How much force is required to excite a vibrating machine with a load?

[slobberingant]

TL;DR Summary

Need help understanding a vibrating force formula that was given to me at work.

I have been given a formula at work to use for calculating how much force is required to excite a vibrating machine with load. Only a proportion of material load on a vibrating machine is considered.

The formula is
F = 2*S / (K*M)
Where:
S = stroke (mm)
K = (140/w)^2
w = angular velocity (rad/s)
M = (M1 + (M1 + M2)) / (M1 * (M1 + M2)) (1/kg)
M1 = machine weight (kg)
M2 = material weight (kg)

I've manage to derive that the formula is based on Newton's second law and the acceleration of simple harmonic motion.
F = ma
a = Aw^2 - simple harmonic acceleration formula
Where:
A = amplitude (mm) => Stroke = 2*A

Therefore
F = mAw^2

My formula above is different in the following ways.
- w^2 ((rad/s)^2) becomes K - (140/w)^2 (1/((rad/s)^2)) but is divided rather than multiplied.
- m (kg) becomes M (1/kg) and is also divided rather than multiplied.

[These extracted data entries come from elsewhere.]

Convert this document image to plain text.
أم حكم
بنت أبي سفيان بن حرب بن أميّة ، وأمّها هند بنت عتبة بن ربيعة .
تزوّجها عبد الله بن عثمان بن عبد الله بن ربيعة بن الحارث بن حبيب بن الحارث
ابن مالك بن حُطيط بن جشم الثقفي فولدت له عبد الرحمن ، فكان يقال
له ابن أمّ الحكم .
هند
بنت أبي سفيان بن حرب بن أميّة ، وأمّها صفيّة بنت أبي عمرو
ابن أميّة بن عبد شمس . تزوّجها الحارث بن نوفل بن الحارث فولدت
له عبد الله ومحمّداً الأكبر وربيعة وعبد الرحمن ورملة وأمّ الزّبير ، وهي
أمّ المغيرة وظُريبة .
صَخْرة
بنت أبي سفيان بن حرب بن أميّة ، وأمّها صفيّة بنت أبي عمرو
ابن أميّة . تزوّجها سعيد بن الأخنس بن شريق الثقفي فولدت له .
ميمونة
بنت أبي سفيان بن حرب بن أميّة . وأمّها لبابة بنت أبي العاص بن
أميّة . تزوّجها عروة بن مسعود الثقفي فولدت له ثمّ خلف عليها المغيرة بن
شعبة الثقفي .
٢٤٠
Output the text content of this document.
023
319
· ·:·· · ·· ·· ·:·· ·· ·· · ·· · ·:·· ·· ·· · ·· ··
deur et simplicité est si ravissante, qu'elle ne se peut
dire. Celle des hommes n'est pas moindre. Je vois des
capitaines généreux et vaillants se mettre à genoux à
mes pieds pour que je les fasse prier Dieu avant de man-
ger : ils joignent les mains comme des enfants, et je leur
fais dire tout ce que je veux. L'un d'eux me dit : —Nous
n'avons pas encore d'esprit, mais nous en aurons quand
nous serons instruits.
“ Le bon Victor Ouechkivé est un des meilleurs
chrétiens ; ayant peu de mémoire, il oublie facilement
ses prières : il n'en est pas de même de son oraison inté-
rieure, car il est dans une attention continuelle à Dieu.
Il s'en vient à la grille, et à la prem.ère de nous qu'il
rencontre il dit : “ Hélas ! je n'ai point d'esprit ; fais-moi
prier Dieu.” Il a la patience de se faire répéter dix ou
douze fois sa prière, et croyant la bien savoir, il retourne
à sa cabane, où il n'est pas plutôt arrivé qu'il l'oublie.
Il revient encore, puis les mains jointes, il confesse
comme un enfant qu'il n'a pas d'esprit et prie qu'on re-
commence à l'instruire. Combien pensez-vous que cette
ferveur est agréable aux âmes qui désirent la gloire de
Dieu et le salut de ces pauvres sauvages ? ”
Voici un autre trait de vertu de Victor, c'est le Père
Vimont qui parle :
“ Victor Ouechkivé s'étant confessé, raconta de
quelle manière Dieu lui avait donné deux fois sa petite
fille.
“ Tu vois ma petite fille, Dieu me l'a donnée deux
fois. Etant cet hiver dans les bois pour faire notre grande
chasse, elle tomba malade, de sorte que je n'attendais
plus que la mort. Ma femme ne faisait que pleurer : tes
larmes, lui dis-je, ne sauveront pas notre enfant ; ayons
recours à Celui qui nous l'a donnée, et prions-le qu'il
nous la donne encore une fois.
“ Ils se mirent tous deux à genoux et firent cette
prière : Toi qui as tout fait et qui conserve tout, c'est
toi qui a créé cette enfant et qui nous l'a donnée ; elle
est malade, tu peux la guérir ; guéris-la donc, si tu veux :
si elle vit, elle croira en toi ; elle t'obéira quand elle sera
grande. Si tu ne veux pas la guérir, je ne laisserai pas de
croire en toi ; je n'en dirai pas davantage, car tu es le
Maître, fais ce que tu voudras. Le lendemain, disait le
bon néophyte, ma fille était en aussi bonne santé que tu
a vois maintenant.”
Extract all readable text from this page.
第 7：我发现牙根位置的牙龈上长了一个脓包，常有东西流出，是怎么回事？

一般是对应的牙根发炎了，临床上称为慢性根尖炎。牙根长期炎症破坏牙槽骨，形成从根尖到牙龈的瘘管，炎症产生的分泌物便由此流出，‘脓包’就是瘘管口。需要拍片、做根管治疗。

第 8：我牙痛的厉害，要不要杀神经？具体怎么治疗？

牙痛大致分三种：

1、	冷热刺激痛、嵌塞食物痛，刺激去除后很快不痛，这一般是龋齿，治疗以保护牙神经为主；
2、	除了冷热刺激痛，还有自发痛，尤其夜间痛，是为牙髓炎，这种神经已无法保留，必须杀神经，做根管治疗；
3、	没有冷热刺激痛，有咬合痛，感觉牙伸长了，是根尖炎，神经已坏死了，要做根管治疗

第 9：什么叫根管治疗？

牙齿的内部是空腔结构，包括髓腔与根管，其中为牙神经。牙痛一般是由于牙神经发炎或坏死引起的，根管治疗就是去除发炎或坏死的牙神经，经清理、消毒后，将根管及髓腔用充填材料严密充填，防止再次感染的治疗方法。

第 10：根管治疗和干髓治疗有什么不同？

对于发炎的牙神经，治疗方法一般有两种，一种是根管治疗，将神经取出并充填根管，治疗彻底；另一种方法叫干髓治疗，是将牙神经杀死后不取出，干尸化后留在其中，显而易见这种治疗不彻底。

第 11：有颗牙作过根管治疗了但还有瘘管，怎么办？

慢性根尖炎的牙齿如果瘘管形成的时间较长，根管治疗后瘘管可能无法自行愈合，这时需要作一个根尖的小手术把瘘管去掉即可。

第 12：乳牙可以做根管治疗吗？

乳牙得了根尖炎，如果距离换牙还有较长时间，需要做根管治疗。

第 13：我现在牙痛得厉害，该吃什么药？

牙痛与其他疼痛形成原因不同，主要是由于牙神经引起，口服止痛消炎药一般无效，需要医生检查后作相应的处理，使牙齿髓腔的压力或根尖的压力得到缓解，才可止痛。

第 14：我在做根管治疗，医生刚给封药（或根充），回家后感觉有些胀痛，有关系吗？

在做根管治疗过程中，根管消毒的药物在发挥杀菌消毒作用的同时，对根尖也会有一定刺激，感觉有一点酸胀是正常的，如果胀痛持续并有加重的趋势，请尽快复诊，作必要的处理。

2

What does the M variable in my formula above do? - It seems like a ratio between machine and material mass. However, in isolation, the values it produces can be lower than the machine weight which would result in incorrect force values.

Where does the 140 constant in K come from?

 

[jack action]

- w^2 ((rad/s)^2) becomes K - (140/w)^2 (1/((rad/s)^2)) but is divided rather than multiplied.

No. w^2 becomes 1/K

- m (kg) becomes M (1/kg) and is also divided rather than multiplied.

No. m becomes 1/M

What does the M variable in my formula above do? - It seems like a ratio between machine and material mass. However, in isolation, the values it produces can be lower than the machine weight which would result in incorrect force values.

Actually, if M1 >> M2, then 1/M tends toward 0.5*M1, which multiplied by the 2 in the equation really gives F = M1 * [acceleration].

If M2 >> M1, then 1/M tends toward M1, which gives F = 2 * M1 * [acceleration]. I'm not sure what it means though.

Where does the 140 constant in K come from?

Not sure, but I think it might have to do with some pre-calculated damping for the machine.

More info: https://www.brown.edu/Departments/E...Notes/vibrations_forced/vibrations_forced.htm

 

[slobberingant]

Thanks Jack.
Fantastic insight.
Regarding M, if there is little load relative to mass then use the mass of machine only. This makes sense as larger machines are less effected by material load. This logic works with M2 >> M1. This approach helps greatly.
I will do some more reading on damping.
Thank you.